Significantly, such tool use was present only among some groups, even when the habitat appeared to be the same, the researchers found. For instance, they discovered that, while orangutans on one side of a barrier river used tools on the fruit, those on the other did not. Nevertheless, says van Schaik, the popular perception of orangutans did not suggest that they would show cultural transmission.

" Culture requires more than just a mother-infant bond, but also extensive social contact, and orangutans are at the low end of the sociability spectrum," says van Schaik. To explore the possibility of culture in orangutans, The Leakey Foundation sponsored in February 2002 a gathering of orangutan researchers from throughout the world to correlate their data.

" It was an open-ended exercise, in which we looked at each other's videos and other data from our own observation sites," says van Schaik. "We looked for behaviors that were different among the different groups.

" While we were by no means certain that we would come up with any evidence for cultural variability, we ultimately identified twenty-four behaviors that likely represent cultural variants. Frankly, we were all rather giddy at the end, when we realized what had come out of our data."

According to van Schaik, the researchers are acutely aware that such differences might be nothing more than the animals' adaptation to varying habitats, without social transmission. "However, we saw that habitat did not have a significant impact on similarity of these behaviors," he says. "And our confidence that we were seeing cultural transmission was increased by analyses showing that proximate sites showed more behavioral similarity than distant sites. This finding strongly suggested that we were observing a process of innovation and cultural diffusion. Also, we found the biggest behavioral repertoires within sites that showed the most social contact, thus giving the animals the greatest opportunity to learn from one another."

According to van Schaik, the discovery of cultural transmission in orangutans has implications for understanding the process in humans. "First of all, this finding emphasizes that human culture didn't just arise de novo, but reaches far back in evolutionary time," he says. "The findings in chimpanzees meant that culture originated at least seven million years ago, and the discovery in orangutans pushes its origins back to about fourteen million years."
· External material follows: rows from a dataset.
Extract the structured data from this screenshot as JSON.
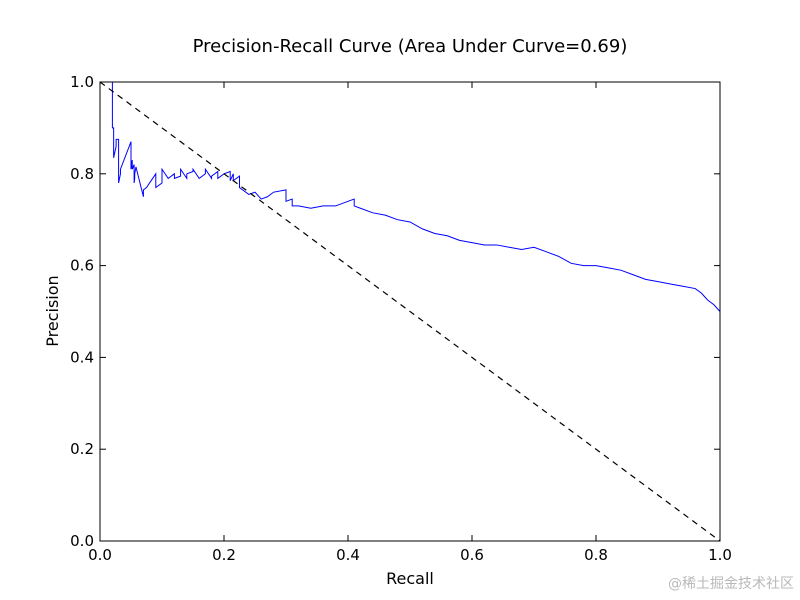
{
  "chart_data": {
    "type": "line",
    "title": "Precision-Recall Curve (Area Under Curve=0.69)",
    "xlabel": "Recall",
    "ylabel": "Precision",
    "xlim": [
      0.0,
      1.0
    ],
    "ylim": [
      0.0,
      1.0
    ],
    "x_ticks": [
      "0.0",
      "0.2",
      "0.4",
      "0.6",
      "0.8",
      "1.0"
    ],
    "y_ticks": [
      "0.0",
      "0.2",
      "0.4",
      "0.6",
      "0.8",
      "1.0"
    ],
    "grid": false,
    "legend": "none",
    "colors": {
      "curve": "#0000ff",
      "baseline": "#000000"
    },
    "series": [
      {
        "style": "solid",
        "x": [
          0.0,
          0.02,
          0.02,
          0.022,
          0.022,
          0.026,
          0.026,
          0.03,
          0.03,
          0.033,
          0.033,
          0.05,
          0.05,
          0.052,
          0.052,
          0.055,
          0.055,
          0.056,
          0.056,
          0.058,
          0.058,
          0.07,
          0.07,
          0.075,
          0.075,
          0.09,
          0.09,
          0.1,
          0.1,
          0.11,
          0.11,
          0.12,
          0.12,
          0.13,
          0.13,
          0.14,
          0.14,
          0.15,
          0.15,
          0.16,
          0.16,
          0.17,
          0.17,
          0.18,
          0.18,
          0.19,
          0.19,
          0.2,
          0.2,
          0.21,
          0.21,
          0.215,
          0.215,
          0.225,
          0.225,
          0.23,
          0.24,
          0.25,
          0.26,
          0.27,
          0.28,
          0.3,
          0.3,
          0.31,
          0.31,
          0.32,
          0.34,
          0.36,
          0.38,
          0.4,
          0.41,
          0.41,
          0.42,
          0.44,
          0.46,
          0.48,
          0.5,
          0.52,
          0.54,
          0.56,
          0.58,
          0.6,
          0.62,
          0.64,
          0.66,
          0.68,
          0.7,
          0.72,
          0.74,
          0.76,
          0.78,
          0.8,
          0.82,
          0.84,
          0.86,
          0.88,
          0.9,
          0.92,
          0.94,
          0.96,
          0.97,
          0.98,
          0.99,
          1.0
        ],
        "y": [
          1.0,
          1.0,
          0.9,
          0.9,
          0.835,
          0.86,
          0.875,
          0.875,
          0.78,
          0.8,
          0.81,
          0.87,
          0.81,
          0.83,
          0.81,
          0.82,
          0.78,
          0.79,
          0.8,
          0.815,
          0.815,
          0.75,
          0.765,
          0.77,
          0.77,
          0.8,
          0.77,
          0.78,
          0.81,
          0.79,
          0.79,
          0.8,
          0.79,
          0.795,
          0.81,
          0.79,
          0.8,
          0.805,
          0.81,
          0.79,
          0.79,
          0.8,
          0.81,
          0.79,
          0.795,
          0.805,
          0.79,
          0.8,
          0.8,
          0.805,
          0.785,
          0.8,
          0.785,
          0.795,
          0.77,
          0.765,
          0.755,
          0.76,
          0.745,
          0.75,
          0.76,
          0.765,
          0.74,
          0.745,
          0.73,
          0.73,
          0.725,
          0.73,
          0.73,
          0.74,
          0.745,
          0.73,
          0.725,
          0.715,
          0.71,
          0.7,
          0.695,
          0.68,
          0.67,
          0.665,
          0.655,
          0.65,
          0.645,
          0.645,
          0.64,
          0.635,
          0.64,
          0.63,
          0.62,
          0.605,
          0.6,
          0.6,
          0.595,
          0.59,
          0.58,
          0.57,
          0.565,
          0.56,
          0.555,
          0.55,
          0.54,
          0.525,
          0.515,
          0.5
        ]
      },
      {
        "style": "dashed",
        "x": [
          0.0,
          1.0
        ],
        "y": [
          1.0,
          0.0
        ]
      }
    ]
  },
  "watermark": "@稀土掘金技术社区"
}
" All these findings suggest that the first ancestral man-apes must have had a pretty solid evolutionary cultural foundation on which to build," says van Schaik. He and his colleagues distinguish four kinds of culture: labels, signals, skills, and symbols. The Great Apes have shown the first three. Human culture is distinguished by far more sophisticated development of all four, he says. However, observations of chimpanzees and orangutans have revealed hints of symbol use, and further study might reveal clearer evidence of symbols.
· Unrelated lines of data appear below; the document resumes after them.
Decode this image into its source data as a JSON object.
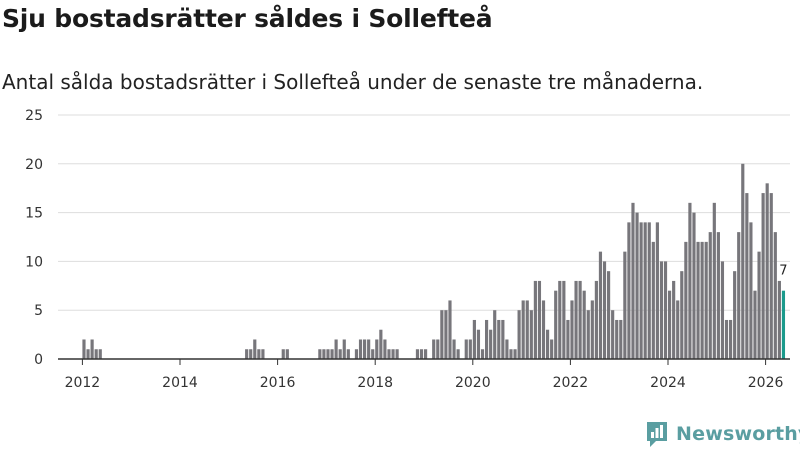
{
  "title": "Sju bostadsrätter såldes i Sollefteå",
  "subtitle": "Antal sålda bostadsrätter i Sollefteå under de senaste tre månaderna.",
  "brand": {
    "name": "Newsworthy",
    "logo_icon": "newsworthy-logo-icon",
    "color": "#5a9ea1"
  },
  "colors": {
    "bar": "#77767b",
    "highlight": "#1b9a8c",
    "grid": "#dddddd",
    "axis": "#333333"
  },
  "chart_data": {
    "type": "bar",
    "title": "Sju bostadsrätter såldes i Sollefteå",
    "xlabel": "",
    "ylabel": "",
    "ylim": [
      0,
      25
    ],
    "y_ticks": [
      "0",
      "5",
      "10",
      "15",
      "20",
      "25"
    ],
    "x_range": [
      2011.5,
      2026.5
    ],
    "x_ticks": [
      "2012",
      "2014",
      "2016",
      "2018",
      "2020",
      "2022",
      "2024",
      "2026"
    ],
    "grid": true,
    "start_month": "2012-01",
    "end_month": "2026-03",
    "series": [
      {
        "name": "Antal sålda bostadsrätter",
        "values": [
          2,
          1,
          2,
          1,
          1,
          0,
          0,
          0,
          0,
          0,
          0,
          0,
          0,
          0,
          0,
          0,
          0,
          0,
          0,
          0,
          0,
          0,
          0,
          0,
          0,
          0,
          0,
          0,
          0,
          0,
          0,
          0,
          0,
          0,
          0,
          0,
          0,
          0,
          0,
          0,
          1,
          1,
          2,
          1,
          1,
          0,
          0,
          0,
          0,
          1,
          1,
          0,
          0,
          0,
          0,
          0,
          0,
          0,
          1,
          1,
          1,
          1,
          2,
          1,
          2,
          1,
          0,
          1,
          2,
          2,
          2,
          1,
          2,
          3,
          2,
          1,
          1,
          1,
          0,
          0,
          0,
          0,
          1,
          1,
          1,
          0,
          2,
          2,
          5,
          5,
          6,
          2,
          1,
          0,
          2,
          2,
          4,
          3,
          1,
          4,
          3,
          5,
          4,
          4,
          2,
          1,
          1,
          5,
          6,
          6,
          5,
          8,
          8,
          6,
          3,
          2,
          7,
          8,
          8,
          4,
          6,
          8,
          8,
          7,
          5,
          6,
          8,
          11,
          10,
          9,
          5,
          4,
          4,
          11,
          14,
          16,
          15,
          14,
          14,
          14,
          12,
          14,
          10,
          10,
          7,
          8,
          6,
          9,
          12,
          16,
          15,
          12,
          12,
          12,
          13,
          16,
          13,
          10,
          4,
          4,
          9,
          13,
          20,
          17,
          14,
          7,
          11,
          17,
          18,
          17,
          13,
          8,
          7
        ]
      }
    ],
    "highlight_last": true,
    "last_value_label": "7"
  }
}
Van Schaik warns that political unrest and destruction of orangutan habitat could prevent such studies. "Some people have asked us, 'Haven't you learned enough by studying these animals for some thirty years?' And it is obvious from these findings that we haven't. Some of the areas included in this study have already been lost to illegal logging. And even if somehow you could restore the forest and the animals, just as with human cultures, once a culture is gone, it's gone."

Of the Science article's nine co-authors, three are from Duke. In addition to van Schaik, they are graduate students Gwendolyn Borgen and Michelle Merrill.